What’s Llama’s Secret Sauce? 

Meta said that it leverages self-supervised learning (SSL) during its training to help Llama learn broad representations of data across domains, which allows for flexibility in general knowledge. 

RLHF (reinforcement learning with human feedback), which currently powers GPT-4o and a majority of other models today, however, focuses on refining behaviour for specific tasks, ensuring that the model not only understands data but aligns with practical applications. 

Meta is combining models that are both versatile and task-oriented. Paluri said that SSL builds a foundational understanding from raw data, while RLHF aligns the model with human-defined goals by providing specific feedback after tasks.

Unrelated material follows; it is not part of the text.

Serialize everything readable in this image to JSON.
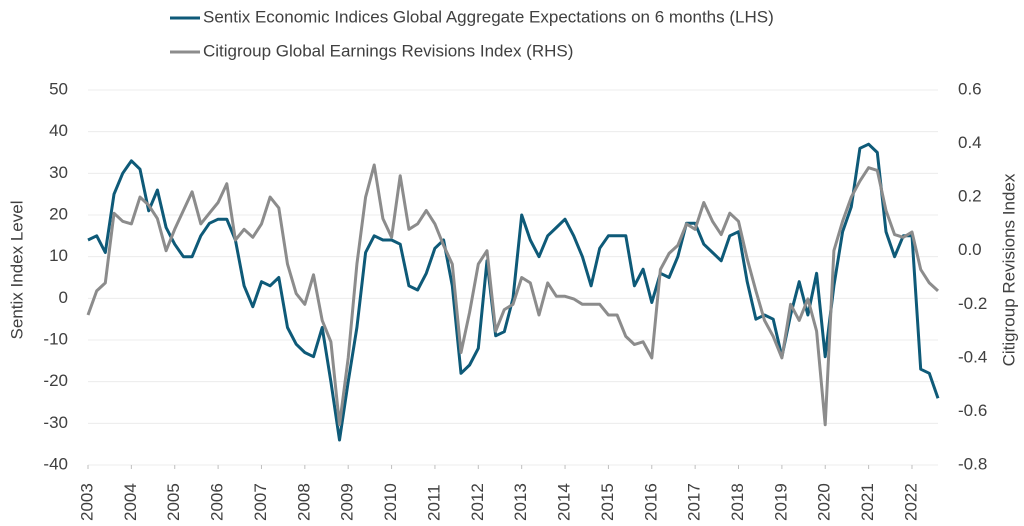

Self-supervised learning enables models to pick up general knowledge from vast data autonomously. In contrast, RLHF is about task-specific alignment; it’s like telling the model ‘good job’ or ‘try again’ as it learns to perform specific actions,” he added. 

Enjoy the full story here

GitHub Universe Expectations 

Ahead of GitHub Universe 2024, chief Thomas Dohmke dropped a few intriguing spoilers, hinting at some amazing developments including multimodal, alongside new product launches, agentic capabilities and more. Learn more here. 

AI Bytes 

  • IBM recently released a low code/no code AI agent builder in watsonx.ai, enabling developers to seamlessly create, deploy, and manage AI agents with customizable workflows, enhanced flexibility, and integration with popular frameworks and IBM models.
  • NVIDIA revealed xAI’s Colossus, the world’s largest AI supercomputer powered by 100,000 Hopper GPUs, leverages the NVIDIA Spectrum-X Ethernet networking platform to deliver unprecedented data throughput and low-latency performance.
  • Aarna.ml recently launched Version 2.0 of its GPU Cloud Management Software, enabling AI cloud providers to optimise and scale GPUaaS with multi-tenant support, advanced monitoring, and cloud brokering capabilities.